Others speculated over Mr. Liu’s marriage to Zhang Zetian, who rose to fame as a student when a photo of her holding a cup of milk tea was widely shared on social media. Nicknamed “Sister Milk Tea,” Ms. Zhang met Mr. Liu while she was studying in the United States, and they married in 2015. The couple have been both praised and criticized in China for cataloging online the intimate details of their lives, including their wedding and Ms. Zhang’s pregnancy.
Mr. Liu’s arrest also prompted derision. In a previous video interview, he had insisted he had not married Ms. Zhang for her looks. “I am face blind,” he said. “I can’t tell who is pretty and who is not.”
Referring to those remarks, one online user joked, “Maybe he mistook the other woman as Sister Milk Tea. He is face blind, after all.”
Beyond online comments, the case also put a spotlight on JD.com’s fierce rivalry with the Chinese e-commerce giant Alibaba, and in particular the clash of personalities between the companies’ founders.
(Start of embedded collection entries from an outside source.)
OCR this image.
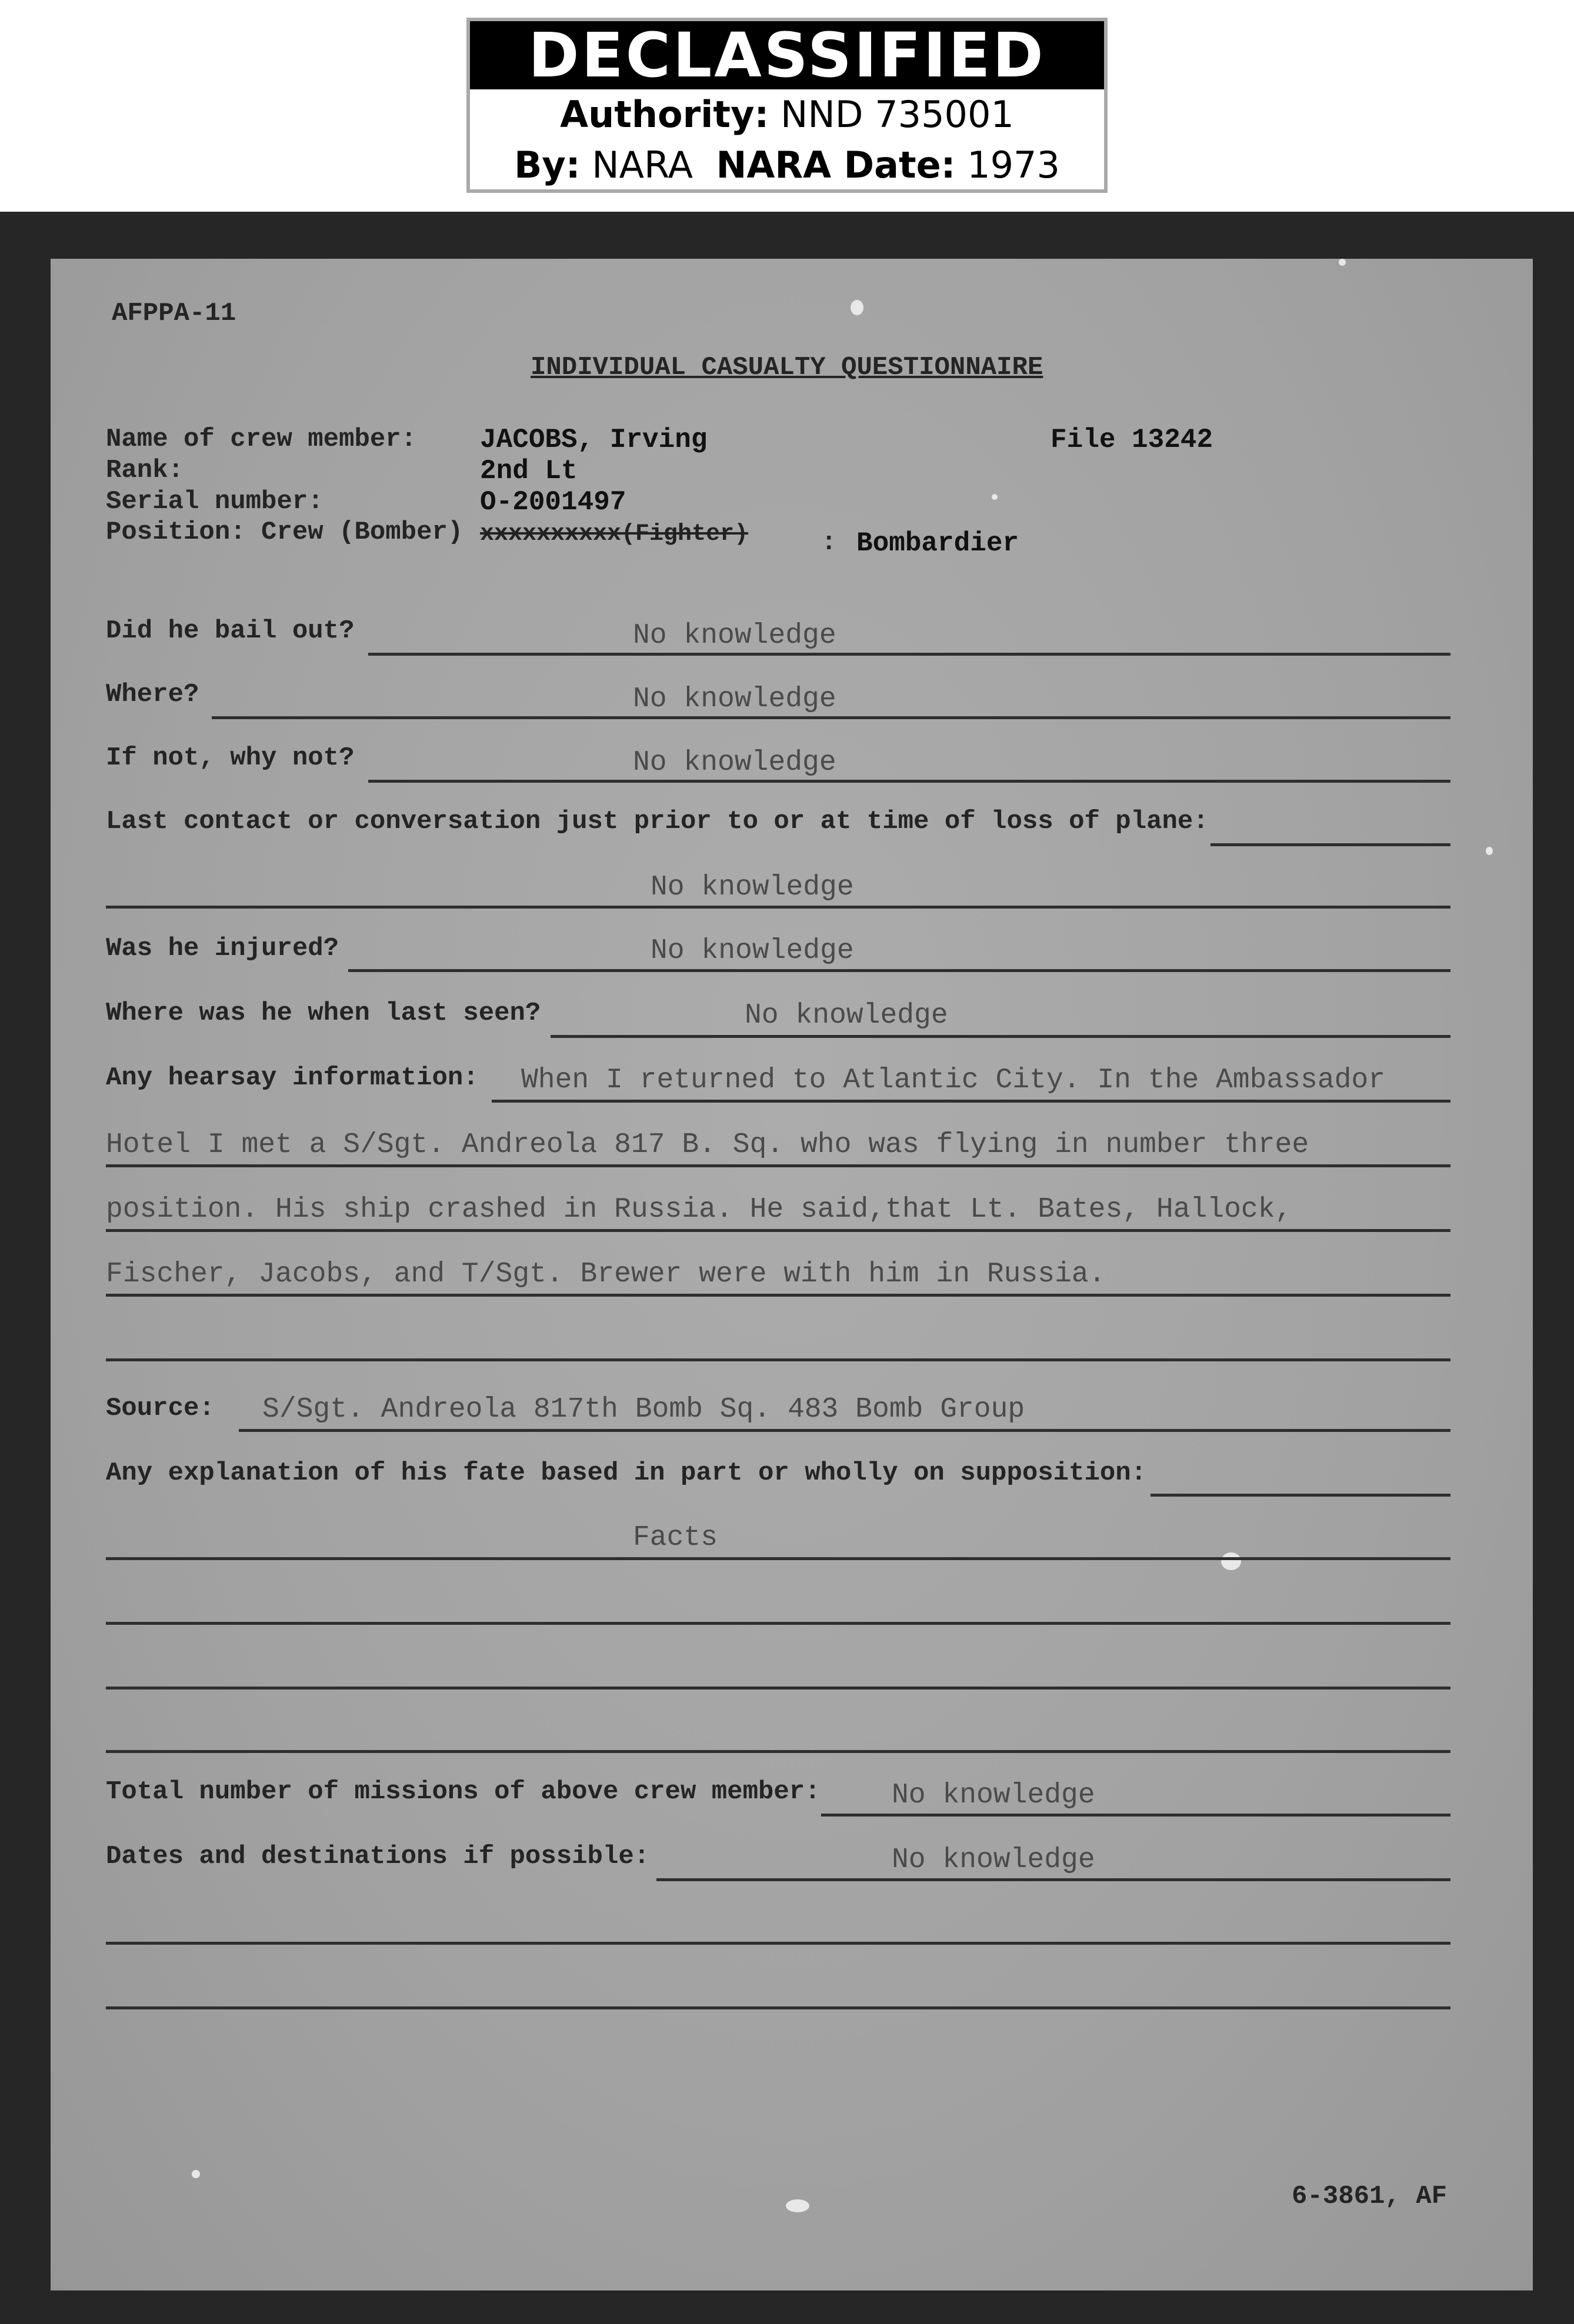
DECLASSIFIED
Authority: NND 735001
By: NARA NARA Date: 1973
AFPPA-11
INDIVIDUAL CASUALTY QUESTIONNAIRE
Name of crew member: JACOBS, Irving	File 13242
Rank:	2nd Lt
Serial number:	O-2001497
Position: Crew (Bomber) xxxxxxxxxx(Fighter)	: Bombardier
Did he bail out?	No knowledge
Where?	No knowledge
If not, why not?	No knowledge
Last contact or conversation just prior to or at time of loss of plane:
No knowledge
Was he injured?	No knowledge
Where was he when last seen?	No knowledge
Any hearsay information: When I returned to Atlantic City. In the Ambassador
Hotel I met a S/Sgt. Andreola 817 B. Sq. who was flying in number three
position. His ship crashed in Russia. He said,that Lt. Bates, Hallock,
Fischer, Jacobs, and T/Sgt. Brewer were with him in Russia.
Source: S/Sgt. Andreola 817th Bomb Sq. 483 Bomb Group
Any explanation of his fate based in part or wholly on supposition:
Facts
Total number of missions of above crew member:	No knowledge
Dates and destinations if possible:	No knowledge
6-3861, AF
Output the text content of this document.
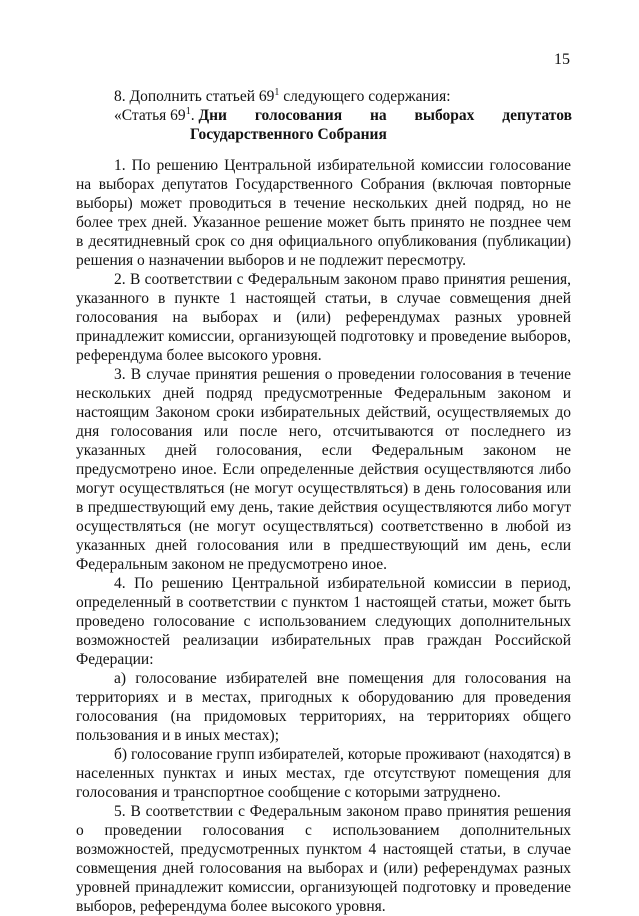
15
8. Дополнить статьей $69^1$ следующего содержания:
«Статья $69^1$. Дни голосования на выборах депутатов
Государственного Собрания

1. По решению Центральной избирательной комиссии голосование на выборах депутатов Государственного Собрания (включая повторные выборы) может проводиться в течение нескольких дней подряд, но не более трех дней. Указанное решение может быть принято не позднее чем в десятидневный срок со дня официального опубликования (публикации) решения о назначении выборов и не подлежит пересмотру.

2. В соответствии с Федеральным законом право принятия решения, указанного в пункте 1 настоящей статьи, в случае совмещения дней голосования на выборах и (или) референдумах разных уровней принадлежит комиссии, организующей подготовку и проведение выборов, референдума более высокого уровня.

3. В случае принятия решения о проведении голосования в течение нескольких дней подряд предусмотренные Федеральным законом и настоящим Законом сроки избирательных действий, осуществляемых до дня голосования или после него, отсчитываются от последнего из указанных дней голосования, если Федеральным законом не предусмотрено иное. Если определенные действия осуществляются либо могут осуществляться (не могут осуществляться) в день голосования или в предшествующий ему день, такие действия осуществляются либо могут осуществляться (не могут осуществляться) соответственно в любой из указанных дней голосования или в предшествующий им день, если Федеральным законом не предусмотрено иное.

4. По решению Центральной избирательной комиссии в период, определенный в соответствии с пунктом 1 настоящей статьи, может быть проведено голосование с использованием следующих дополнительных возможностей реализации избирательных прав граждан Российской Федерации:

а) голосование избирателей вне помещения для голосования на территориях и в местах, пригодных к оборудованию для проведения голосования (на придомовых территориях, на территориях общего пользования и в иных местах);

б) голосование групп избирателей, которые проживают (находятся) в населенных пунктах и иных местах, где отсутствуют помещения для голосования и транспортное сообщение с которыми затруднено.

5. В соответствии с Федеральным законом право принятия решения о проведении голосования с использованием дополнительных возможностей, предусмотренных пунктом 4 настоящей статьи, в случае совмещения дней голосования на выборах и (или) референдумах разных уровней принадлежит комиссии, организующей подготовку и проведение выборов, референдума более высокого уровня.
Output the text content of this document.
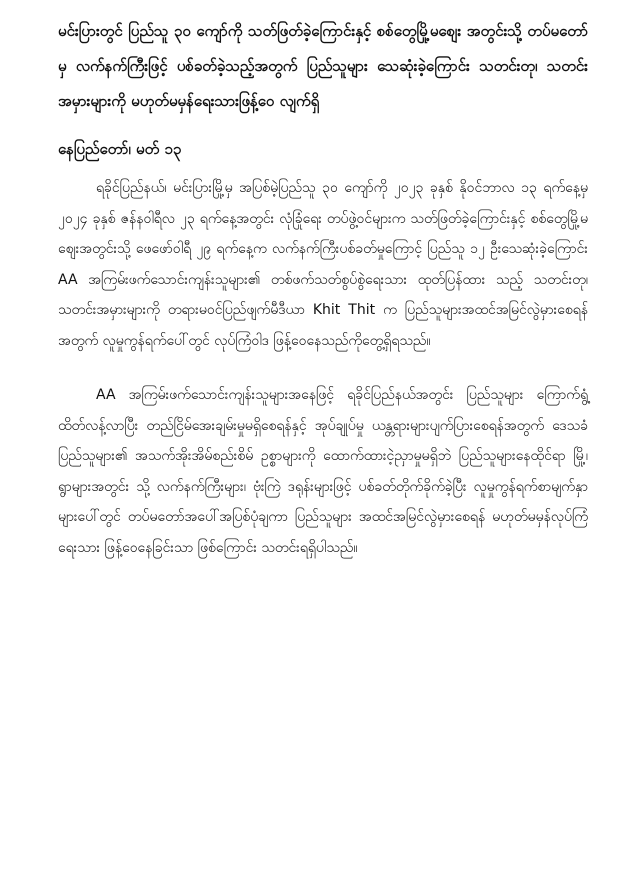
မင်းပြားတွင် ပြည်သူ ၃၀ ကျော်ကို သတ်ဖြတ်ခဲ့ကြောင်းနှင့် စစ်တွေမြို့မစျေး အတွင်းသို့ တပ်မတော်မှ လက်နက်ကြီးဖြင့် ပစ်ခတ်ခဲ့သည့်အတွက် ပြည်သူများ သေဆုံးခဲ့ကြောင်း သတင်းတု၊ သတင်းအမှားများကို မဟုတ်မမှန်ရေးသားဖြန့်ဝေ လျက်ရှိ

နေပြည်တော်၊ မတ် ၁၃

ရခိုင်ပြည်နယ်၊ မင်းပြားမြို့မှ အပြစ်မဲ့ပြည်သူ ၃၀ ကျော်ကို ၂၀၂၃ ခုနှစ် နိုဝင်ဘာလ ၁၃ ရက်နေ့မှ ၂၀၂၄ ခုနှစ် ဇန်နဝါရီလ ၂၃ ရက်နေ့အတွင်း လုံခြုံရေး တပ်ဖွဲ့ဝင်များက သတ်ဖြတ်ခဲ့ကြောင်းနှင့် စစ်တွေမြို့မစျေးအတွင်းသို့ ဖေဖော်ဝါရီ ၂၉ ရက်နေ့က လက်နက်ကြီးပစ်ခတ်မှုကြောင့် ပြည်သူ ၁၂ ဦးသေဆုံးခဲ့ကြောင်း AA အကြမ်းဖက်သောင်းကျန်းသူများ၏ တစ်ဖက်သတ်စွပ်စွဲရေးသား ထုတ်ပြန်ထား သည့် သတင်းတု၊ သတင်းအမှားများကို တရားမဝင်ပြည်ဖျက်မီဒီယာ Khit Thit က ပြည်သူများအထင်အမြင်လွဲမှားစေရန်အတွက် လူမှုကွန်ရက်ပေါ်တွင် လုပ်ကြံဝါဒ ဖြန့်ဝေနေသည်ကိုတွေ့ရှိရသည်။

AA အကြမ်းဖက်သောင်းကျန်းသူများအနေဖြင့် ရခိုင်ပြည်နယ်အတွင်း ပြည်သူများ ကြောက်ရွံ့ထိတ်လန့်လာပြီး တည်ငြိမ်အေးချမ်းမှုမရှိစေရန်နှင့် အုပ်ချုပ်မှု ယန္တရားများပျက်ပြားစေရန်အတွက် ဒေသခံပြည်သူများ၏ အသက်အိုးအိမ်စည်းစိမ် ဥစ္စာများကို ထောက်ထားငဲ့ညှာမှုမရှိဘဲ ပြည်သူများနေထိုင်ရာ မြို့၊ ရွာများအတွင်း သို့ လက်နက်ကြီးများ၊ ဗုံးကြဲ ဒရုန်းများဖြင့် ပစ်ခတ်တိုက်ခိုက်ခဲ့ပြီး လူမှုကွန်ရက်စာမျက်နှာများပေါ်တွင် တပ်မတော်အပေါ်အပြစ်ပုံချကာ ပြည်သူများ အထင်အမြင်လွဲမှားစေရန် မဟုတ်မမှန်လုပ်ကြံရေးသား ဖြန့်ဝေနေခြင်းသာ ဖြစ်ကြောင်း သတင်းရရှိပါသည်။
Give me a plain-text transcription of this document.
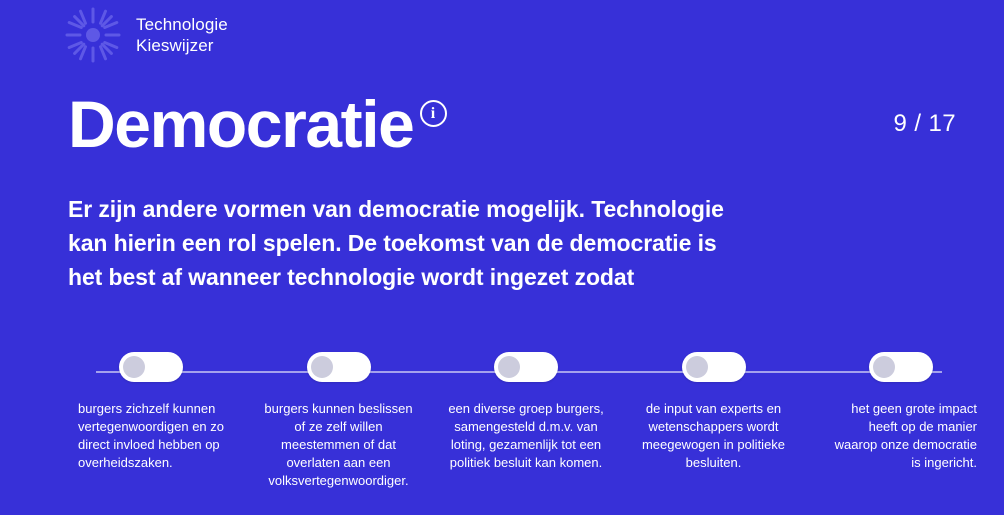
Technologie
Kieswijzer
Democratie	i	9 / 17
Er zijn andere vormen van democratie mogelijk. Technologie kan hierin een rol spelen. De toekomst van de democratie is het best af wanneer technologie wordt ingezet zodat
burgers zichzelf kunnen vertegenwoordigen en zo direct invloed hebben op overheidszaken.
burgers kunnen beslissen of ze zelf willen meestemmen of dat overlaten aan een volksvertegenwoordiger.
een diverse groep burgers, samengesteld d.m.v. van loting, gezamenlijk tot een politiek besluit kan komen.
de input van experts en wetenschappers wordt meegewogen in politieke besluiten.
het geen grote impact heeft op de manier waarop onze democratie is ingericht.
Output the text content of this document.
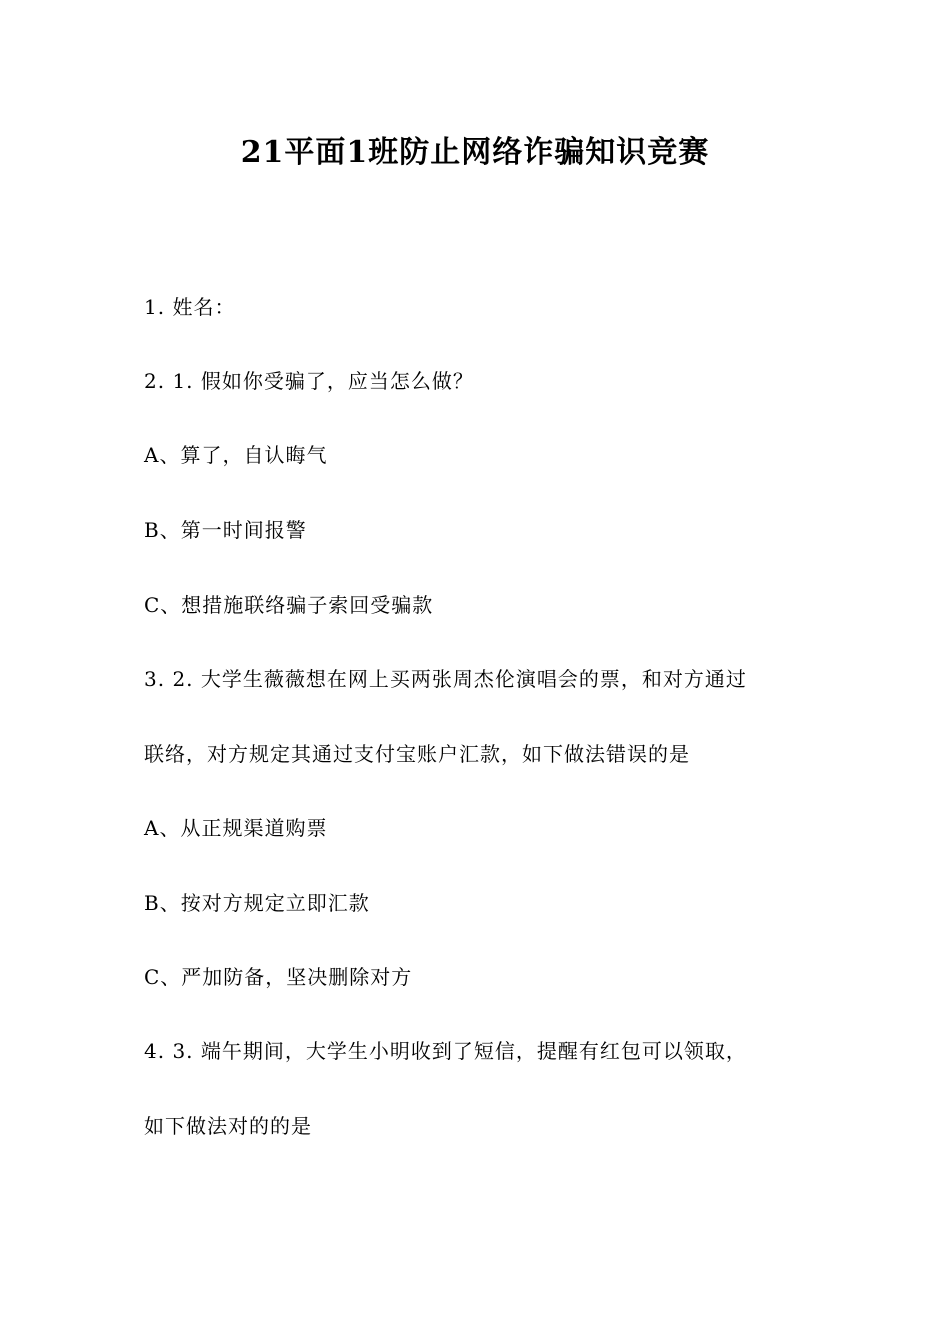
21平面1班防止网络诈骗知识竞赛
1. 姓名：
2. 1. 假如你受骗了，应当怎么做？
A、算了，自认晦气
B、第一时间报警
C、想措施联络骗子索回受骗款
3. 2. 大学生薇薇想在网上买两张周杰伦演唱会的票，和对方通过
联络，对方规定其通过支付宝账户汇款，如下做法错误的是
A、从正规渠道购票
B、按对方规定立即汇款
C、严加防备，坚决删除对方
4. 3. 端午期间，大学生小明收到了短信，提醒有红包可以领取，
如下做法对的的是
If the most intense reality show in the United States is national politics, business feuds take top billing in China. The workings of the government are carried out in a black box, off limits to media scrutiny and public discussion, but antagonism in the business world is carried out in the open. Among the business tycoons, the heads of China’s internet companies are the hottest stars, the leaders of JD.com and Alibaba chief among them.
Where Mr. Liu is like an aggressive boxer — a straight talker and a formidable disciplinarian — Alibaba’s executive chairman, Jack Ma, is more of a tai chi master, skillful at gentle maneuvering. Even before his arrest in Minnesota, Mr. Liu was in the news a lot with a colorful private life and blunt speaking style.
In July, a judge in Australia rejected his request to prevent the release of his name in connection with a case in which a sexual assault was said to have taken place after a 2015 party at his Sydney penthouse. That case has not generated as much online attention as the recent arrest, largely because Mr. Liu was not charged with a crime or accused of any wrongdoing. Still, at the time, JD.com reposted a lawyer’s statement on Chinese social media platforms that aimed to quell any rumors tied to the Sydney case.
Born in a poor part of the eastern province of Jiangsu, Mr. Liu has made much of his Everyman credentials. Able to afford meat only once or twice a year, his family typically ate sweet potatoes and corn as dinner staples. Until recently, he would put on a helmet and JD.com’s red uniform to make deliveries on a three-wheeled electric bike. He calls the 100,000-odd deliverymen who work for JD.com his “brothers,” and often trumpets how much better they are paid than those employed by competitors.
As it has grown, JD.com has become a serious competitor to Alibaba and, increasingly in recent years, the two are going head to head, vying for the attentions of growing numbers of affluent online shoppers in China.
Both companies have tried to lure popular brands to open virtual stores on their sales platform, a battle playing out most aggressively in fashion, traditionally Alibaba’s stronghold. Mr. Ma’s company scored a major victory in 2015 when Uniqlo, the Japanese casual wear company, quit JD.com to sell its wares on Alibaba’s platform. Last year, a group of apparel merchants also made the jump, a move that JD.com’s chief financial officer said on a recent earnings call that the company was still recovering from. (Alibaba has denied it pressured any brands into exclusive arrangements.)
There is no love lost between the two men, either. Mr. Ma famously once said that JD.com would eventually end as a “tragedy,” because its business model was excessively labor and capital intensive. Mr. Liu, for his part, has accused Alibaba of not doing enough to fight fakes on its platform, a charge Mr. Ma has denied.
It is little wonder, then, that many Chinese internet users responded to the news of Mr. Liu’s arrest by posting photographs of Mr. Ma laughing.